O grupo JBS, em particular, encerrou o terceiro trimestre de 2020 com um lucro líquido 778,2% maior do que o registrado no mesmo período em 2019. Seu Ebtida (lucro antes de juros, impostos, depreciação e amortização) teve alta de 35%, puxada pelas operações da JBS USA Pork, com alta de 64,7%, e pela Seara, com alta de 55,4%.

Os interesses socialmente destrutivos dessa oligarquia capitalista encontram seu porta-voz mais direto no presidente fascistoide Jair Bolsonaro. Em 28 de dezembro, durante um “evento beneficente”, Bolsonaro atacou jornalistas por usarem máscaras: “Agora não adianta se esconder do vírus, ...esse vírus vai ficar em nós a vida toda. Nós não aguentamos mais o lockdown, mais medidas restritivas que quebram a economia”. Há um paralelo sinistro entre essa declaração profundamente sociopata e a política assassina adotada em frigoríficos como o de Seberi.

Os interesses da classe trabalhadora, por outro lado, não encontram expressão em nenhuma força política oficial.

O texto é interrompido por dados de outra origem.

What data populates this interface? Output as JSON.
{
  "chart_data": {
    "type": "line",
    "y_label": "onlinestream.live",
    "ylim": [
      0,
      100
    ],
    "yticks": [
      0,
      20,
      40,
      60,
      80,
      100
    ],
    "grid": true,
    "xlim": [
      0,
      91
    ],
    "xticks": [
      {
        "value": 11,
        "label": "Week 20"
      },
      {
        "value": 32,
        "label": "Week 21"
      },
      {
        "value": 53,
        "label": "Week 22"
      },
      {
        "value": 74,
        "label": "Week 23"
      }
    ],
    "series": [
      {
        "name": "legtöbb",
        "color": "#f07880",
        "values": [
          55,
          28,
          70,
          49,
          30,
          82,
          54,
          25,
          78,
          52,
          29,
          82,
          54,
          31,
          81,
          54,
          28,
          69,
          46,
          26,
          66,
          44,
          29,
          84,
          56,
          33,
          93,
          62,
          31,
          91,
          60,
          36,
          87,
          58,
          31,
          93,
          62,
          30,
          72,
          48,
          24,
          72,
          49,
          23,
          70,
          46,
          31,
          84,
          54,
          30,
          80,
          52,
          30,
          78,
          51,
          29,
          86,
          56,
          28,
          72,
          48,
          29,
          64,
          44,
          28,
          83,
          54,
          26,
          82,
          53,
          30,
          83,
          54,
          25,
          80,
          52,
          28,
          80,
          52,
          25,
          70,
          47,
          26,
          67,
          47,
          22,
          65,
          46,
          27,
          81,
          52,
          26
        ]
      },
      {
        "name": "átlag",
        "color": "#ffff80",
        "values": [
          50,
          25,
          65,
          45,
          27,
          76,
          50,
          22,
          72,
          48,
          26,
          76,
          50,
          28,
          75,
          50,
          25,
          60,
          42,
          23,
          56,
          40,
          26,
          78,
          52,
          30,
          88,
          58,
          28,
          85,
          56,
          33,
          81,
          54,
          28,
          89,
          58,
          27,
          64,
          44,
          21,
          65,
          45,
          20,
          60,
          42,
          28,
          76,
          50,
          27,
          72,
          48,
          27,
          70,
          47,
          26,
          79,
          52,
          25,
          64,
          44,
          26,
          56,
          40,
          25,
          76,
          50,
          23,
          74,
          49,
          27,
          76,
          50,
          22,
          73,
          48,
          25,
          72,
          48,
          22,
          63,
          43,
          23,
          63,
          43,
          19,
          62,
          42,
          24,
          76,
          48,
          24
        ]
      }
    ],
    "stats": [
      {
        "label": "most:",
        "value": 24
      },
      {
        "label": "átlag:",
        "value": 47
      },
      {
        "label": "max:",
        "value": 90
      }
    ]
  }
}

A covarde oposição burguesa a Bolsonaro, protagonizada pelo Partido dos Trabalhadores (PT), é incapaz de desafiar a política central do governo em relação à pandemia, pois também defende que o interesse social de preservar vidas não deve interferir na economia capitalista.

Em sua primeira declaração pública em meses, em 17 de dezembro, os sindicatos que clamam representar os trabalhadores dos frigoríficos, a CNTA e a CONTAC, exigiram que o governo priorize a vacinação dos trabalhadores do setor. Seu argumento fundamental, e o único, é que produção nos frigoríficos não pode parar.

Encobrindo a política de assassinato social da classe dominante, a CNTA e a CONTAC argumentam que “as indústrias de alimentos, durante este período de pandemia, não apenas mantiveram suas produções, como elevaram o percentual de produtividade”, confundindo criminosamente a perseguição capitalista por mais lucros com a “responsabilidade de garantir alimentos, para manutenção da segurança alimentar brasileira”.

Enquanto um calendário de vacinação é aguardado, milhares de vidas são perdidas diariamente no Brasil. A situação exige uma ação emergencial da classe trabalhadora:

  • Locais de trabalho não essenciais devem ser fechados;
  • A definição de qual produção é essencial deve ser feita pelos próprios trabalhadores, com base nos interesses da sociedade e não da acumulação individual;
  • As condições de realização dessa produção devem garantir a total segurança dos trabalhadores e suas famílias;
  • Protocolos de segurança devem ser elaborados com o auxílio de cientistas e profissionais médicos e devem ser implementados sob o controle dos trabalhadores.

Para serem implementadas, essas medidas exigem dos trabalhadores o rompimento com o controle dos sindicatos e a criação de comitês de base de segurança do trabalho nos frigoríficos e demais locais de trabalho. A tarefa mais fundamental é desenvolver um movimento da classe trabalhadora para pôr fim ao capitalismo e tomar as rédeas da sociedade em suas próprias mãos.